Di sisi lain, aktivitas pembangunan, termasuk pembangunan infrastruktur, memerlukan sumber daya yang besar dan tidak jarang berdampak negatif pada lingkungan. Penggunaan bahan bakar fosil akan meningkatkan emisi gas rumah kaca (GRK), yang menjadi salah satu penyebab terjadinya perubahan iklim. Kondisi ini diperparah dengan semakin berkurangnya hutan, yang berarti juga berkurangnya kapasitas untuk menyerap emisi karbondioksida–yang merupakan salah satu GRK—melalui fotosintesis. Berkurangnya hutan atau peralihan fungsi lahan pada akhirnya juga mengancam kelestarian ekosistem.

Oleh karena itu, dalam pembangunan infrastruktur, kita perlu membangun infrastruktur yang ramah lingkungan untuk memitigasi dampak negatif terhadap lingkungan dan memiliki kemampuan beradaptasi untuk menghadapi perubahan iklim. Konsep infrastruktur hijau (green infrastructure) muncul seiring dengan semakin meningkatnya kesadaran akan kelestarian lingkungan dan dampak perubahan iklim. Untuk mewujudkan pembangunan infrastruktur hijau, Kementerian Keuangan selaku pengelola fiskal memiliki peran yang sangat penting.

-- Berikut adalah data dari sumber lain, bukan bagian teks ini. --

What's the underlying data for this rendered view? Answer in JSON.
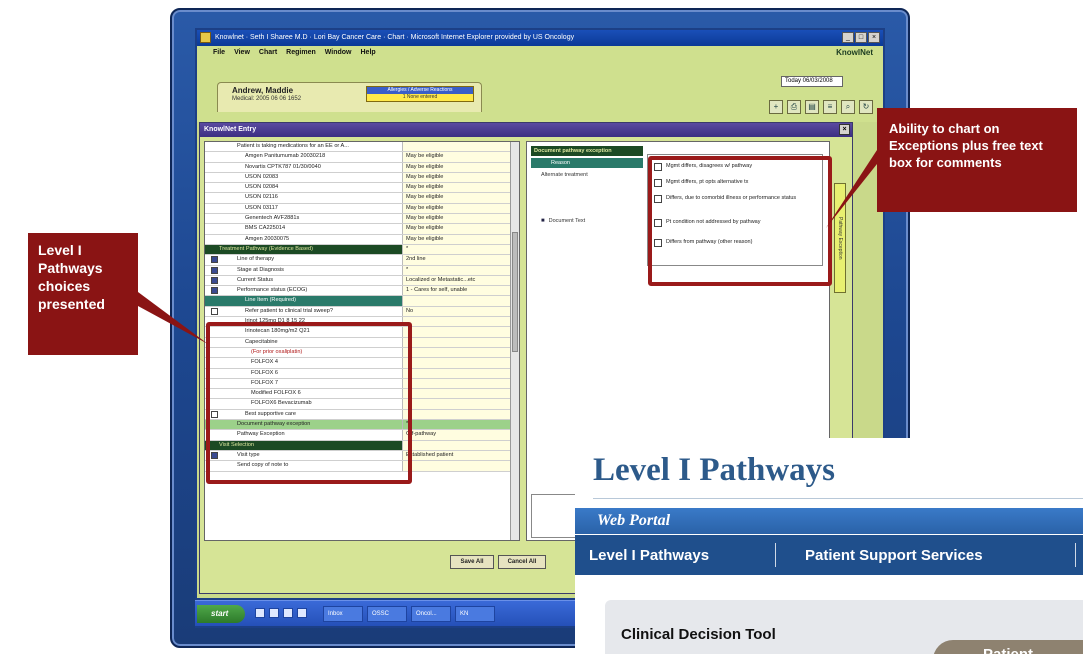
{
  "app": {
    "title": "Knowlnet · Seth I Sharee M.D · Lori Bay Cancer Care · Chart · Microsoft Internet Explorer provided by US Oncology",
    "brand": "KnowlNet",
    "menu": [
      "File",
      "View",
      "Chart",
      "Regimen",
      "Window",
      "Help"
    ],
    "date_value": "Today 06/03/2008"
  },
  "patient": {
    "name": "Andrew, Maddie",
    "mrn": "Medical: 2005 06 06 1652",
    "allergy_header": "Allergies / Adverse Reactions",
    "allergy_value": "1     None entered"
  },
  "dialog": {
    "title": "KnowlNet Entry",
    "rows": [
      {
        "label": "Patient is taking medications for an EE or A...",
        "value": "",
        "type": "plain"
      },
      {
        "label": "Amgen Panitumumab 20030218",
        "value": "May be eligible",
        "type": "ind"
      },
      {
        "label": "Novartis CPTK787 01/30/0040",
        "value": "May be eligible",
        "type": "ind"
      },
      {
        "label": "USON 02083",
        "value": "May be eligible",
        "type": "ind"
      },
      {
        "label": "USON 02084",
        "value": "May be eligible",
        "type": "ind"
      },
      {
        "label": "USON 02116",
        "value": "May be eligible",
        "type": "ind"
      },
      {
        "label": "USON 03117",
        "value": "May be eligible",
        "type": "ind"
      },
      {
        "label": "Genentech AVF2881s",
        "value": "May be eligible",
        "type": "ind"
      },
      {
        "label": "BMS CA225014",
        "value": "May be eligible",
        "type": "ind"
      },
      {
        "label": "Amgen 20030075",
        "value": "May be eligible",
        "type": "ind"
      },
      {
        "label": "Treatment Pathway (Evidence Based)",
        "value": "*",
        "type": "section"
      },
      {
        "label": "Line of therapy",
        "value": "2nd line",
        "type": "chk"
      },
      {
        "label": "Stage at Diagnosis",
        "value": "*",
        "type": "chk"
      },
      {
        "label": "Current Status",
        "value": "Localized or Metastatic...etc",
        "type": "chk"
      },
      {
        "label": "Performance status (ECOG)",
        "value": "1 - Cares for self, unable",
        "type": "chk"
      },
      {
        "label": "Line Item (Required)",
        "value": "",
        "type": "section2"
      },
      {
        "label": "Refer patient to clinical trial sweep?",
        "value": "No",
        "type": "chk-ind"
      },
      {
        "label": "Irinot 125mg D1 8 15 22",
        "value": "",
        "type": "ind"
      },
      {
        "label": "Irinotecan 180mg/m2 Q21",
        "value": "",
        "type": "ind"
      },
      {
        "label": "Capecitabine",
        "value": "",
        "type": "ind"
      },
      {
        "label": "(For prior oxaliplatin)",
        "value": "",
        "type": "red"
      },
      {
        "label": "FOLFOX 4",
        "value": "",
        "type": "ind2"
      },
      {
        "label": "FOLFOX 6",
        "value": "",
        "type": "ind2"
      },
      {
        "label": "FOLFOX 7",
        "value": "",
        "type": "ind2"
      },
      {
        "label": "Modified FOLFOX 6",
        "value": "",
        "type": "ind2"
      },
      {
        "label": "FOLFOX6 Bevacizumab",
        "value": "",
        "type": "ind2"
      },
      {
        "label": "Best supportive care",
        "value": "",
        "type": "chk-ind"
      },
      {
        "label": "Document pathway exception",
        "value": "*",
        "type": "highlight"
      },
      {
        "label": "Pathway Exception",
        "value": "Off-pathway",
        "type": "plain"
      },
      {
        "label": "Visit Selection",
        "value": "",
        "type": "section"
      },
      {
        "label": "Visit type",
        "value": "Established patient",
        "type": "chk"
      },
      {
        "label": "Send copy of note to",
        "value": "",
        "type": "plain"
      }
    ],
    "right": {
      "title": "Document pathway exception",
      "col_header": "Reason",
      "reason_value": "Alternate treatment",
      "doc_text": "Document Text",
      "options": [
        "Mgmt differs, disagrees w/ pathway",
        "Mgmt differs, pt opts alternative tx",
        "Differs, due to comorbid illness or performance status",
        "Pt condition not addressed by pathway",
        "Differs from pathway (other reason)"
      ],
      "side_tab": "Pathway Exception"
    },
    "save_label": "Save All",
    "cancel_label": "Cancel All"
  },
  "taskbar": {
    "start": "start",
    "items": [
      "Inbox",
      "OSSC",
      "Oncol...",
      "KN"
    ]
  },
  "callouts": {
    "left": "Level I Pathways choices presented",
    "right": "Ability to chart on Exceptions plus free text box for comments"
  },
  "portal": {
    "title": "Level I Pathways",
    "web_title": "Web Portal",
    "nav": [
      "Level I Pathways",
      "Patient Support Services"
    ],
    "panel_title": "Clinical Decision Tool",
    "pill": "Patient"
  },
  "colors": {
    "callout_red": "#8a1414",
    "portal_blue": "#1f4f8c",
    "app_green": "#c9d98a"
  }
}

Konsep Infrastruktur Hijau atau Green Infrastructure

Tidak terdapat definisi tunggal mengenai green infrastructure. Pada awalnya, green infrastructure merupakan area hijau yang bersifat multifungsi yang diintegrasikan dengan infrastruktur buatan manusia. Dalam konteks ini, contoh penerapan green infrastructure misalnya sistem resapan air, green roofs, rain harvesting, floodplain, dan riparian buffer.

Infrastruktur Hijau

Ilustrasi Infrastruktur Hijau

Seiring dengan perkembangan konsep green economy, green infrastructure tidak hanya bertujuan untuk mendapatkan manfaat tak berwujud dari area hijau yang terintegrasi dengan infrastruktur (misalnya berupa udara segar dan keindahan lingkungan), tetapi juga infrastruktur yang mendukung pelestarian atau peningkatan produktivitas sumber daya alam, termasuk mengurangi emisi GRK. European Energy Agency mendefinisikan green infrastructure sebagai “a concept addressing the connectivity of ecosystems, their protection and the provision of ecosystem services, while also addressing mitigation and adaptation to climate change.” Green infrastructure tidak hanya berfungsi dalam perlindungan dan pelestarian ekosistem, namun juga untuk mendukung mitigasi dan adaptasi terhadap perubahan iklim.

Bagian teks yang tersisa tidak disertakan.